Astraea Valantor |
I agree with Claxon. Paladin should be able to target themselves when using LoH as a standard action because they count as an ally for targeting purposes.
This should make most of the need to play shenanigans with the ready action moot, and while we can argue about RAW, a lot of it will come down to individual DMs.
My personal ruling would be to allow a player to use a standard to ready a swift action even if they had already used one in the current turn, with some caveats.
- The triggering condition must relate to actions taken by other characters (and cannot be too generic, etc.)
- The readied action must be relevant to the triggering condition. That is, it must have some plausible interaction with the trigger to justify interrupting the other character's action.
- If the readied swift action is taken after being triggered, the player does not have a swift action available to use on their next turn, just as if they had used an immediate action.
Effectively, this allows a player to use a standard action to convert one of their swift action abilities into an immediate action but with the additional downside of changing their place in the initiative order. I can't think of many reasons why you might want to do this though.
Claxon |
Claxon wrote:Man, this thread got crazy.Very swiftly, too.
Toshy and others gave the RAW, legalistic interpretation for the original question.
RAW arguments aside, there are probably swift actions that should not be available as standard or move actions, and others that it probably won't be an issue to allow. Smite evil is the ability that probably should have just been made a free action (like rage). But here we are, reminding paladins that they are LG, and shouldn't be looking for workarounds.
I actually quite agree that we generally shouldn't allow swift actions to be done as standard actions.
However, LOH is a special case because the default usage of it is as a standard action, with a caveat of being able to do it as a swift action on one's self. Unfortunately they didn't use a slightly more permissive wording to say "may use lay on hands on self as a swift action", which I believe to be the intent.
Also because it doesn't make sense that you could touch someone else as a standard action, but can only touch yourself as a swift action.
Belafon |
I actually quite agree that we generally shouldn't allow swift actions to be done as standard actions.
I'm asking this out of genuine curiosity. No attempts at "gotcha!", not trying to set anyone up. Hoping for genuine, respectful discussion.
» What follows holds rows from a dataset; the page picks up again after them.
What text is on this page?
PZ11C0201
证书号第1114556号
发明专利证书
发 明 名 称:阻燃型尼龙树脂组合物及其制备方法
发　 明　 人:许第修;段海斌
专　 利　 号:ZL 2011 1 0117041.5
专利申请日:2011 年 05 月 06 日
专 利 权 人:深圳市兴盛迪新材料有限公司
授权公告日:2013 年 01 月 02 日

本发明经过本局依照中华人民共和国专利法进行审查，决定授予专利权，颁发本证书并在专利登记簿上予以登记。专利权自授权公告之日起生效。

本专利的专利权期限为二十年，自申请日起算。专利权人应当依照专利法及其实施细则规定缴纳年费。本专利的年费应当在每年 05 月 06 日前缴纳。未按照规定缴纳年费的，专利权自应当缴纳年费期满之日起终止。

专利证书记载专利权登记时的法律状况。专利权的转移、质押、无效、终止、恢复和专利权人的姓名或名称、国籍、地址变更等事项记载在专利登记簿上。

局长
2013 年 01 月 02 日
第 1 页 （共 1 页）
What swift actions would be too powerful/disruptive to be allowed as a standard? My personal opinion is that it would be a fine house rule. Giving up the standard action is a pretty big sacrifice.Melkiador |
I've been thinking about this for a while now, and the only problematic swift actions I could think of were from mythic sources. Those are the only swift actions that can be more powerful than the standard actions they are inspired by.
There are also some perks to a being a swift action that the standard doesn't get, like ignoring most AoOs. So, I'd probably create a houserule like this.
"A swift action from a non-mythic source can be performed as a standard action. This is still a standard action and does not benefit from general qualities of swift actions, such as avoiding Attacks of Opportunity"
Mysterious Stranger |
If you are using mythic rules, you should be comparing a mythic swift action to a mythic standard action instead of a normal standard action. The problem is not the exchanging of a standard action for a swift action; it is exchanging a standard action for any mythic action. Just about every mythic action is more powerful than a standard action.